Sam Corlett como Leif em ‘Vikings: Valhalla (Foto: Bernard Walsh/Netflix)

Por outro lado, também estamos vendo isso em como mais e mais grandes estrelas de cinema estão se concentrando em projetos de televisão. Se anos atrás ter figuras importantes de Hollywood em séries era algo inusitado, nos últimos anos é até raro não ver um grande projeto de televisão liderado por atrizes e atores de grande prestígio. Pode ser o caso de Grandes Mentiras com Reese Witherspoon, Nicole Kidman, Laura Dern ou Meryl Streep, de American Crime Story: O Assassinato de Gianni Versace com Penélope Cruz Detetive de verdade com Matthew McConaughey, Woody Harrelson, Colin Farrell ou Mahershala Ali, para Égua de Easttown com Kate Winslet, entre muitos outros.

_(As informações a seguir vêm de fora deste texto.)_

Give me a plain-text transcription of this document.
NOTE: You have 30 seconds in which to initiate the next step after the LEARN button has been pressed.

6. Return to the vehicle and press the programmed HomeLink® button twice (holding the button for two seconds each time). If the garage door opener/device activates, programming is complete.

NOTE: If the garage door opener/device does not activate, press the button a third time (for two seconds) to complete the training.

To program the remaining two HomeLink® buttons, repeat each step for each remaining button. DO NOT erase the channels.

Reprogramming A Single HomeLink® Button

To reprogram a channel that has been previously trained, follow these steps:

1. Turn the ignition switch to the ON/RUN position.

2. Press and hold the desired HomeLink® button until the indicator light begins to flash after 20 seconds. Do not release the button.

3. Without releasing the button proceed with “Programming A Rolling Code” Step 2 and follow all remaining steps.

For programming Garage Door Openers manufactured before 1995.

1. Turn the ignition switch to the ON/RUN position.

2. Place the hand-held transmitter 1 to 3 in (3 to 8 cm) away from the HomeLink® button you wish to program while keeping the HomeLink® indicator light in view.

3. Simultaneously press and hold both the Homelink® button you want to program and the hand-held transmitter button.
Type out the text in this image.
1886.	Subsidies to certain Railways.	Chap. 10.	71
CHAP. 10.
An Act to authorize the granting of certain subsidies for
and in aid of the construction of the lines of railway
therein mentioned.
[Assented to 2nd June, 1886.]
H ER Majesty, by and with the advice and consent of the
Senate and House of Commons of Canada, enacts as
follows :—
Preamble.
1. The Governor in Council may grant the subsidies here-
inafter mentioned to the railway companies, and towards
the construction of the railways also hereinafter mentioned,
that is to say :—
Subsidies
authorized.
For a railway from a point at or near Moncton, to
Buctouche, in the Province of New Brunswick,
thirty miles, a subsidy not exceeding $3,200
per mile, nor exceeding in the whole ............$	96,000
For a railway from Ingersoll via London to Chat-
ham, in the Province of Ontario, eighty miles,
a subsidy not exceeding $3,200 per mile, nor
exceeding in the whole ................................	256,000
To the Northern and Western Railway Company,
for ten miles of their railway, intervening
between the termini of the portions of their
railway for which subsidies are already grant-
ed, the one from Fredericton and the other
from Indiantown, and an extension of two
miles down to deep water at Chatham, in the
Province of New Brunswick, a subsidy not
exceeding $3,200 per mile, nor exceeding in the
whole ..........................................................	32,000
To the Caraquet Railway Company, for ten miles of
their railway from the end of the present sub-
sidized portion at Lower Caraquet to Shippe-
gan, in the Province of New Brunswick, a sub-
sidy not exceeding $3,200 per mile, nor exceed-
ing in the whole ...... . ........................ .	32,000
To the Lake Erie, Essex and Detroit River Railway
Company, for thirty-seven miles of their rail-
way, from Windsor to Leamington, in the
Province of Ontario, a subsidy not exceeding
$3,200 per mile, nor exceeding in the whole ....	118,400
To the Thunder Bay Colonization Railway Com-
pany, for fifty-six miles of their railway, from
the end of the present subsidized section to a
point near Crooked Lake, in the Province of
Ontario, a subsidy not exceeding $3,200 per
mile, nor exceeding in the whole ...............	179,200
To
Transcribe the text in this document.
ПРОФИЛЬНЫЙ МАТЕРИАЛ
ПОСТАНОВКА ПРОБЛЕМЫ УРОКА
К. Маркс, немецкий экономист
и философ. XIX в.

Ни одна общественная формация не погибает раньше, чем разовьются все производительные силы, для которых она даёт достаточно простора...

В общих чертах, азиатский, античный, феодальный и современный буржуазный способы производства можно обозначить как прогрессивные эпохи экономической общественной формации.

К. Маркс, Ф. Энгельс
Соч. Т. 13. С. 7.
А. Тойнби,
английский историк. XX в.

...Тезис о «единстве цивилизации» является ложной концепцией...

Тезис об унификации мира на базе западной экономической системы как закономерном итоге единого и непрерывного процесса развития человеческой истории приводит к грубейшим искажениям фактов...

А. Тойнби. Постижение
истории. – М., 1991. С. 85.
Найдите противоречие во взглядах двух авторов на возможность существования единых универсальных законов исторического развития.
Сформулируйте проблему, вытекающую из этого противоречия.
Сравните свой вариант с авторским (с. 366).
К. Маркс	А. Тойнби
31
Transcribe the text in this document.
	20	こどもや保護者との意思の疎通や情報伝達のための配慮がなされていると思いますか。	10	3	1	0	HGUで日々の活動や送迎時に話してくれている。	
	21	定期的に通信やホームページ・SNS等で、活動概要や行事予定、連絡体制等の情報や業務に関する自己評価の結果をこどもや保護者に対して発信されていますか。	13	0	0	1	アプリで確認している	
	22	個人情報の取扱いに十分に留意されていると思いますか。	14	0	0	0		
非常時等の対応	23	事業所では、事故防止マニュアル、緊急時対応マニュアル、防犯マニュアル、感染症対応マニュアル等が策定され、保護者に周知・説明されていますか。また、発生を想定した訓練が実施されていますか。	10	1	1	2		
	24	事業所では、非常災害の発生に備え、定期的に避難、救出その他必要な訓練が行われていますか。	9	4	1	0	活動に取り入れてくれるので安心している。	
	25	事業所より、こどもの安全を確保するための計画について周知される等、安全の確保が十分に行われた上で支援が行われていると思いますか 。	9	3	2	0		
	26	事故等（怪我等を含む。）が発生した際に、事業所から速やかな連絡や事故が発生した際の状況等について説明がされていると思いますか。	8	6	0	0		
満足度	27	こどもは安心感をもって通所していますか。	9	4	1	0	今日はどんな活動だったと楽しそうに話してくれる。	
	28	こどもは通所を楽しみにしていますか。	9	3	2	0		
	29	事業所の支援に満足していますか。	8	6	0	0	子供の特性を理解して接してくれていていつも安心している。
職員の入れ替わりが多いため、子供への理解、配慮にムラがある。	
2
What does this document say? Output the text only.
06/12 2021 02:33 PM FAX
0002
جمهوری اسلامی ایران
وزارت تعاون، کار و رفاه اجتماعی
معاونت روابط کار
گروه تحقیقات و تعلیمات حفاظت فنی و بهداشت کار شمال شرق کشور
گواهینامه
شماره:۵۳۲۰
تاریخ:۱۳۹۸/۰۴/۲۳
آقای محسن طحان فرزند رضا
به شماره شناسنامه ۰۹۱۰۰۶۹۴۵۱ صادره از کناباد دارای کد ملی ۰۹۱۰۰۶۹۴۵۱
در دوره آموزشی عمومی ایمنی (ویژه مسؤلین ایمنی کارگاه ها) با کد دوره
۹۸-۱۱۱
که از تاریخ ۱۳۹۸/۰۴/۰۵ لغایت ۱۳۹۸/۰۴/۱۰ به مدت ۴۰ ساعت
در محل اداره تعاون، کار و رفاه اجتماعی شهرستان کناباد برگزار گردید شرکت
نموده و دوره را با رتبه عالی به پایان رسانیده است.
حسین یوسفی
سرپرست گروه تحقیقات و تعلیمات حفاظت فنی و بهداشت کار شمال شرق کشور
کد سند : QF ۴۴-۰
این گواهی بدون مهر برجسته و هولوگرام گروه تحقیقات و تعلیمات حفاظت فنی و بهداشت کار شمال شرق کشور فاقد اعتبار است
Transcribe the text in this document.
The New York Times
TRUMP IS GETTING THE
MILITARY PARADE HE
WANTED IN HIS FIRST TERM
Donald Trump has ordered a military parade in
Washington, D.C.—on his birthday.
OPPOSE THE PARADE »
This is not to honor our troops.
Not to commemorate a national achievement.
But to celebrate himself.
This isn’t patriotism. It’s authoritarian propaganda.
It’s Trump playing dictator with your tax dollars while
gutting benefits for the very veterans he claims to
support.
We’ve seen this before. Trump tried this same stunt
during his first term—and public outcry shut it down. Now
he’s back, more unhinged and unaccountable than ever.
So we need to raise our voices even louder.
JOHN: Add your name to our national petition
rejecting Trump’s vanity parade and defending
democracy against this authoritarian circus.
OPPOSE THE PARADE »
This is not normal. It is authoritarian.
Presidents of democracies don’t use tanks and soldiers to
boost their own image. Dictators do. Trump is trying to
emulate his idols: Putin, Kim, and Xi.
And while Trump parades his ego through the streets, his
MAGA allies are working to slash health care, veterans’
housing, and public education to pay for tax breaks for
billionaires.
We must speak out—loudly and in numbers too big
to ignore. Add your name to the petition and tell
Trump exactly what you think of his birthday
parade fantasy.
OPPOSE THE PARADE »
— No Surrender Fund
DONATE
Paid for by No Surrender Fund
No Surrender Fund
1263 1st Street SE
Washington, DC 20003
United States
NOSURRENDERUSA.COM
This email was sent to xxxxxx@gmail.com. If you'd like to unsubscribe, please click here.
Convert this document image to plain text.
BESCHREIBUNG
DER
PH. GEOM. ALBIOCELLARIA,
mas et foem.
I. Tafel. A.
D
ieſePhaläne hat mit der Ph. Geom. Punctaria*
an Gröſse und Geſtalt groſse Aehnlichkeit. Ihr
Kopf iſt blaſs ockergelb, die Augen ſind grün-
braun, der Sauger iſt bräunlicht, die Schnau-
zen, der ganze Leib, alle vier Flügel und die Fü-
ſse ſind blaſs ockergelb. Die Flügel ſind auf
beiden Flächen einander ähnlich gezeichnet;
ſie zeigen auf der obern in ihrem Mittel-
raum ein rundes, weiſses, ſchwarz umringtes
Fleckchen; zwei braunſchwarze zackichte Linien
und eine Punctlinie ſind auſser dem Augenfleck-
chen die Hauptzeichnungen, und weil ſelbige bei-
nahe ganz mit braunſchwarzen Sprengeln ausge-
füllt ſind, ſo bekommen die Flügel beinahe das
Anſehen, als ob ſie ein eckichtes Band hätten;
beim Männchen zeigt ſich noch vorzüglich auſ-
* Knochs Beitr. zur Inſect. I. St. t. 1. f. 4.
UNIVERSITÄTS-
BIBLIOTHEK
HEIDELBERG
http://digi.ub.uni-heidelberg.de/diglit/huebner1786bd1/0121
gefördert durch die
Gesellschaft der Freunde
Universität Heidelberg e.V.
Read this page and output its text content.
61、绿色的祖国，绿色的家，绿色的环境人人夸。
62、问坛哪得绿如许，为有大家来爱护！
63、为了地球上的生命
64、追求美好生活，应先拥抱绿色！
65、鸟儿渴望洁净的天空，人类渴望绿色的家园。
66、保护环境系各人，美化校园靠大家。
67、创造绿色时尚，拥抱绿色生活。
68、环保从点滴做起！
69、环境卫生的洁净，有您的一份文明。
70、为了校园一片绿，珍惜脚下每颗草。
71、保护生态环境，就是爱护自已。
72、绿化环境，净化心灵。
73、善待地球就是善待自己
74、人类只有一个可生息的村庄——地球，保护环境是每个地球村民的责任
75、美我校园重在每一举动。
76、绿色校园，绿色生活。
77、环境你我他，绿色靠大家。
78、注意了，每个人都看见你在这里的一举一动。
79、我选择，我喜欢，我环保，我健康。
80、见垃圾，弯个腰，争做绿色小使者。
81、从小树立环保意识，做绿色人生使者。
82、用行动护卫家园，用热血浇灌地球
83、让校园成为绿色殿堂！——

E por ultimo, é notório que grandes franquias de filmes como Marvel, DC ou Star Wars estão expandindo seus personagens e histórias para o campo da televisão. E não em pequena escala, pois já vimos séries como O Mandaloriano, livro boba fett, Feiticeira Escarlate e Visão, Falcão e o Soldado Invernal, Loki ou pacificador tornam-se ainda mais ambiciosos do que os projetos vistos no cinema.

E é que o consumo audiovisual mudou, o papel das séries é muito mais importante do que antes e a indústria não tem escolha a não ser colocar um foco maior nas produções televisivas, embora isso se traduza nessa saturação de horas de conteúdo audiovisual que até causa vertigem.